Hollywood producing couple finally sentenced under Foreign Corrupt Practices Act

It ain’t easy being Green, as the rest of Hollywood could soon discover. Gerald and Patricia Green were sentenced Thursday to six months in prison, followed by three years' probation, for their role in bribing Thai film-festival officials.

The 77-year-old Gerald Green, who uses an oxygen tank for his emphysema, and his 56-year-old wife will go into custody on Nov. 29. Six months of their probation will be served as in-home confinement.

Prosecutors wanted significantly more time, but Judge George Wu stated to a courtroom packed with Green supporters that he believed Gerald Green's various medical conditions would be exacerbated by a prolonged sentence.

"He's already in a prison," said Jerry Mooney, Green's lawyer, just before sentencing was imposed. "That prison is his body. Let him live out his final days there."

The judge also set a restitution figure of $250,000. However, if the Greens, who have had their accounts frozen and assets seized since being arrested in 2007, can prove that none of the $1.8 million they paid in bribes to Thai officials can be recovered, then they will only have to pay $3,000 in restitution.

Gerald Green, producer of “Salvador” and “Rescue Dawn,” and his wife were found guilty almost a year ago under the Foreign Corrupt Practices Act on charges of bribery and money laundering. After many delays, the couple were finally sentenced Thursday in downtown Los Angeles.

The case could have big implications and inhibitions for the way studio productions do business overseas. The crimes in question occurred from 2002 to 2006, when the Greens, who were arrested in Dec. 2007, ran the Bangkok International Film Festival.

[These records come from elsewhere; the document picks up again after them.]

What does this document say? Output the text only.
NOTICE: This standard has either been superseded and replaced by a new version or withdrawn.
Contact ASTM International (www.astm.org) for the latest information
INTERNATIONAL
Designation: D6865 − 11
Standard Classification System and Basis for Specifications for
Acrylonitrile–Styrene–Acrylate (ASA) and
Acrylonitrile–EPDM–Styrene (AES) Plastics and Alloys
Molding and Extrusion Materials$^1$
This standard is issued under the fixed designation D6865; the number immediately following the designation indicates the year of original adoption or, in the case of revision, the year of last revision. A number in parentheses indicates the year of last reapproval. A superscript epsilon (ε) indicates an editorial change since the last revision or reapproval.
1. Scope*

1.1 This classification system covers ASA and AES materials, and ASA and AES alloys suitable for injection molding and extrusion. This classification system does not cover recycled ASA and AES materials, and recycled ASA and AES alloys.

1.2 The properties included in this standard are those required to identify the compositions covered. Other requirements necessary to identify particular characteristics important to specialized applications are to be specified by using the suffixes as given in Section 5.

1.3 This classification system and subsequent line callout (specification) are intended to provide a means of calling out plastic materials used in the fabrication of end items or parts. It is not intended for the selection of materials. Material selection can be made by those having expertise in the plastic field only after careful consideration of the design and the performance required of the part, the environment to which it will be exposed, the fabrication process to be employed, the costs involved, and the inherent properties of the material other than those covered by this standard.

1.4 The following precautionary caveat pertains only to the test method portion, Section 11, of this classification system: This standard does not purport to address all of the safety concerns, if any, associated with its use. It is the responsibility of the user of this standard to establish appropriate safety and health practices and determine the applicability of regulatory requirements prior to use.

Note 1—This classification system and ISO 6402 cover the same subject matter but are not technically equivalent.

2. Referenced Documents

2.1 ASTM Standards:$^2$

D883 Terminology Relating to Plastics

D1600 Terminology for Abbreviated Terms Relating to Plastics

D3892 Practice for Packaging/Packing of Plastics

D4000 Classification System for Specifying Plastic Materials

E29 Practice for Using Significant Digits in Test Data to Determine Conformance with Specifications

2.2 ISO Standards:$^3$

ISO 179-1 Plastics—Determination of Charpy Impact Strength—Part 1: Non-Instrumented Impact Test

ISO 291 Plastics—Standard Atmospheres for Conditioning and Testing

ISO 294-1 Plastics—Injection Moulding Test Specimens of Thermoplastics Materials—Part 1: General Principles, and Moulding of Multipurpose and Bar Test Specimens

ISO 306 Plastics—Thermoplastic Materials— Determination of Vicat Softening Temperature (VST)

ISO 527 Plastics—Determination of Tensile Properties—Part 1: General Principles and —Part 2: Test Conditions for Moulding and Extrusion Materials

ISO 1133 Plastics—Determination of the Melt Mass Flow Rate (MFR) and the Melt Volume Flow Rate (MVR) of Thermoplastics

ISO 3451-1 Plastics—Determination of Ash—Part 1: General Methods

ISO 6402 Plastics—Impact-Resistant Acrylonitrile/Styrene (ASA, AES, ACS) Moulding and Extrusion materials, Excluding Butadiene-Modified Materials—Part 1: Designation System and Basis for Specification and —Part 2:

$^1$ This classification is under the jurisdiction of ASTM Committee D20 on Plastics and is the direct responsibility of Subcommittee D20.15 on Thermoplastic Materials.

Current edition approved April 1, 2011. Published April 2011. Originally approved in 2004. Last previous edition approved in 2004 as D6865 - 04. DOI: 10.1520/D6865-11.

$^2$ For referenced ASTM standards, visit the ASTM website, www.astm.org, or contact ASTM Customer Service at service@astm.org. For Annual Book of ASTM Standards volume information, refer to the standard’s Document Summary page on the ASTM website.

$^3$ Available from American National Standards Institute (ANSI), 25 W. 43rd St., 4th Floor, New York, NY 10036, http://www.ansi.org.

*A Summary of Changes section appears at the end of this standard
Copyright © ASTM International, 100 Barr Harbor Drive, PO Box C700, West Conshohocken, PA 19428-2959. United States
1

Before the trial, Mooney told TheWrap that the government has an unrealistic idea of the real cost of making movies outside North America and Western Europe.

“The fact is, in the movie business there are many things that have to be taken care of, and that have to be paid in local areas,” Mooney said.

The Greens are the first members of the entertainment industry to be prosecuted — and found guilty — under the FCPA. The core of the Department of Justice’s prosecution was a $1.8 million bribe paid to Juthamas Siriwan, the former governor of Thailand’s Tourism Authority and other Thai authorities.

Patricia Green also was found guilty on two counts of tax evasion.

The DOJ’s successful contention to the court during last year’s three-week trial was that those payments enabled the Greens, through a shadowy maze of fake receipts, shell companies and cash, to receive $14 million in Thai government contracts and grants for the festival. Government lawyers charged the Greens with pulling off an "orchestrated, sophisticated scheme."

The Greens’ lawyers have maintained during and since the trial that their clients never bribed anyone, but sought and gained contracts fairly in the environment in which such business is conducted.

The government asked that the couple spend 10 years in prison each; Jerry Mooney and Marilyn Bednarski, Patricia Green's lawyers, requested home detention and probation. But Judge  Wu has repeatedly put off sentencing since the trial ended in September 2009, in almost every case because he wanted more information — including how Thailand had been actually harmed by the incidents; what the history of sentencing in similar bribery cases has been; and detailed medical history of Gerald Green. 

During the trial and subsequent hearings Gerald Green appeared in court on several occasions with his oxygen tank. Wu sought a full medical report from Green’s doctors on the impact jail would have on his condition. The judge also granted a full response from the government, which argued on occasion that Green would actually get better and more immediate treatment in prison.